Developmental Education:

    focuses on how a learner learns as well as what is being learned.

    assumes students are at a variety of levels.

    considers the cognitive and affective dynamics of learning.

    includes outside services designed to meet the cognitive and affective needs of students.

    focuses on development of a variety of learning strategies.

    helps students gain their educational/life goals and objectives.

Remedial Education:

    focuses on the skills that need to be learned.

    assumes that because students lack certain skills, they are at one particular level.

    considers only the cognitive dynamic of learning.

    includes outside services designed to meet the cognitive needs of students.

    focuses on learning strategies related to the specific skills that need to be learned.

    helps students master specific academic skills.

MCC Developmental Student:

At Meridian Community College, "developmental students" are any students who score below certain cut-scores on the system's placement test.

MCC mandates that all students have either Accuplacer or ACT scores to determine placement. The scores determine whether a student's skills are at the college level or below the college level.  Classes below the college level are called developmental classes.

Below are some of the reasons a person might test into developmental classes:

        The person has been out of school for a few years and has forgotten the material.

        The person never truly understood the material

        The person has never had the material.

        The person neglected to pay attention or to study in school.

        The person may have certain disabilities that create learning problems.

Although the purpose of the placement test is to place students in classes where they will be successful, often, developmental students become frustrated by the delay in finishing their required courses and obtaining their degrees.

As a tutor, you need to be aware of this frustration level in developmental/remedial students. In addition to the frustration created by mandatory placement, developmental students are frustrated by years of being "out of step" with their peers.

From a Developmental Student's Point of View:

    What is it like to be a developmental student?
    It is like facing a brick wall.

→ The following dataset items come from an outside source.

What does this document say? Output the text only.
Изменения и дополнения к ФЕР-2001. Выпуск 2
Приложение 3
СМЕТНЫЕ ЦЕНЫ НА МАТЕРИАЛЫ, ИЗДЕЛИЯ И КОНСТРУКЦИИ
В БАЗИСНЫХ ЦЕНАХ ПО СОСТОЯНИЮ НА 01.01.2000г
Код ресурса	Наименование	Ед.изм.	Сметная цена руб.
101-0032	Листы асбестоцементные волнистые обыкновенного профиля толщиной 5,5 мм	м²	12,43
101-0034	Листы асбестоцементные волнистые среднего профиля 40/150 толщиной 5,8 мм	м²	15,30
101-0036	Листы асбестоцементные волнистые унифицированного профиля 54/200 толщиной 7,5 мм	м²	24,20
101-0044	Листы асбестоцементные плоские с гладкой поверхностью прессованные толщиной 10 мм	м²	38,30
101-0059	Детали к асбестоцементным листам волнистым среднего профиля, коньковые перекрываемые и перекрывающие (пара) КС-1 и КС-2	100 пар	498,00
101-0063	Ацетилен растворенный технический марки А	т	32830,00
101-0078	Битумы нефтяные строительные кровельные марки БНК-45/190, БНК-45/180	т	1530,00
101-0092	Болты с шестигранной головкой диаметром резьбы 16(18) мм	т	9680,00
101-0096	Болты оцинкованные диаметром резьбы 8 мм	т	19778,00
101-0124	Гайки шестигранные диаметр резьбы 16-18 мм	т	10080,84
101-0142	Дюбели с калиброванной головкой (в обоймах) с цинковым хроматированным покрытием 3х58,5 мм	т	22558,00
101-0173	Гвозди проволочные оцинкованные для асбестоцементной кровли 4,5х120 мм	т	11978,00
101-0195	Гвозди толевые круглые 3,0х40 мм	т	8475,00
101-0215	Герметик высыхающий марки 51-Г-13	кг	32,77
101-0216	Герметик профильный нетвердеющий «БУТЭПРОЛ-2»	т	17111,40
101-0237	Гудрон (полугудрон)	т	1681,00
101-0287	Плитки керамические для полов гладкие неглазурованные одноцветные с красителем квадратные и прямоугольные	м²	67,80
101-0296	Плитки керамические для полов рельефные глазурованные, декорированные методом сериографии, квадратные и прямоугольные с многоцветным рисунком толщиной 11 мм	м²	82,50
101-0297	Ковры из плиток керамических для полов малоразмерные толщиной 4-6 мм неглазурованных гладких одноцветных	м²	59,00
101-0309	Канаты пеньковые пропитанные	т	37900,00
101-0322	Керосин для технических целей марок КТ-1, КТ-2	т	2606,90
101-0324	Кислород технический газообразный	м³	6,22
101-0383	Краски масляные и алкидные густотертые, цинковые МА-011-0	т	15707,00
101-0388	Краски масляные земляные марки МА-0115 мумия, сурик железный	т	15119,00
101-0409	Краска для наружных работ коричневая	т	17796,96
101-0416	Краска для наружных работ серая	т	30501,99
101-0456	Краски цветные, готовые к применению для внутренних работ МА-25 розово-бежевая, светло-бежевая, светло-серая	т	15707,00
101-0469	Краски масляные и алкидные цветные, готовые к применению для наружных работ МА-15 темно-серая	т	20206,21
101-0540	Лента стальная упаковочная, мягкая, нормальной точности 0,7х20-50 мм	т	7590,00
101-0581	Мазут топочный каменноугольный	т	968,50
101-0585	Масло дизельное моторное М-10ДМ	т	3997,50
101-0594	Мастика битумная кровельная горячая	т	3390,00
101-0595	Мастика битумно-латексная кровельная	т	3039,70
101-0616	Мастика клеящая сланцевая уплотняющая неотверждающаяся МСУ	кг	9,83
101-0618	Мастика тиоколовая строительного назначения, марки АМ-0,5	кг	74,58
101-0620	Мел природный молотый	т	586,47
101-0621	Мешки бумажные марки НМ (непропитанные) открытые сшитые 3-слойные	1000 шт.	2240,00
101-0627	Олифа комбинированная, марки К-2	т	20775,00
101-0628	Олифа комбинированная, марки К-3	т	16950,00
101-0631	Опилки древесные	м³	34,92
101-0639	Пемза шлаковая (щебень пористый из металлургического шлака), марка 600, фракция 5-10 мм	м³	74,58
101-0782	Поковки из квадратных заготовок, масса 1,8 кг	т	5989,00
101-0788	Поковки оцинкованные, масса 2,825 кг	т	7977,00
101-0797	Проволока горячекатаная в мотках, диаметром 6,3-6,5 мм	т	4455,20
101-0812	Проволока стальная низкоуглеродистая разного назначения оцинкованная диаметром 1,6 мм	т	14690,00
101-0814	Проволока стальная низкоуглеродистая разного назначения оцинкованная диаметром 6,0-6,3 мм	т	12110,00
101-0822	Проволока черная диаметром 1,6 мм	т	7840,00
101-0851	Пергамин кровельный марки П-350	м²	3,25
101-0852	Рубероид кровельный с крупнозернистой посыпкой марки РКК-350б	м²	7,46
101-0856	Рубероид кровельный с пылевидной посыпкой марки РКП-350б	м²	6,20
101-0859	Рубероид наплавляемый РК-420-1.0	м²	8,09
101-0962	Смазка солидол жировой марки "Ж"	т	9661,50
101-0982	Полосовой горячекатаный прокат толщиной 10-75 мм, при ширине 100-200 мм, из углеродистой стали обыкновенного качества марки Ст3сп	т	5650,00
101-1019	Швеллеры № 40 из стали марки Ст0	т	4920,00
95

You are not allowed to go around the wall. You are not allowed to turn around. You are blocked from advancing and catching up. You are frustrated. You are mad. You may cry. Then, you may give up.
    How did these students come to face the wall?
    Somewhere, somehow, they missed or misunderstood a step in their directions and ran into an obstacle. With each year that passed, that obstacle grew until it became so large, they could never hope to overcome it on their own. No matter what caused the problem or how the obstacle came into their paths, they need help. But, they hate to admit it - even to themselves.

Your Job as a Tutor:

You will meet developmental students who have faced their obstacles, tried to overcome them on their own, and are now ready and happy to receive help. You will also meet students who hate to admit they need help. In tutoring sessions, they may tell you they understand, when they do not. Why? Their ego and self-esteem are at stake.Although you need to know whether someone truly understands the material, you must always make sure to keep your tutee's self-esteem intact. Sometimes, that is all a person has left - and he or she may be barely hanging on to it. Remember, in life, everyone needs help with something. No one is perfect. Each of us, someday, someway, will need help. If a tutee tells you he hates having to ask for help, or if she acts embarrassed or mad, you may want to draw him or her into a conversation in an attempt to relax the student. If you have examples of times you needed help and received it, you may want to share those with students - but only if you feel comfortable with that. You do not need to turn your session into a counseling session, for that is not the purpose of a tutor. However, you will sometimes want to give encouragement.

    To make sure these developmental students understand the material, ask the students to explain the information back to you. This is a standard practice used in tutoring. It is not used only for developmental/remedial students. If students ask why you are doing this, you can explain that it is one of the standard procedures tutors use to reinforce the information in students' minds and to ensure students understand each step of the material.


    One of our goals as a learning center is to teach students how to learn, in order to become life-long learners. You can encourage independent learning by teaching your students the thinking process behind each skill, referring your students to the SSC's other resources, and encouraging your students to engage in questions.  By doing so, you make sure that whether we use the term "remedial" or "developmental," your students are receiving the full spectrum of help that they need.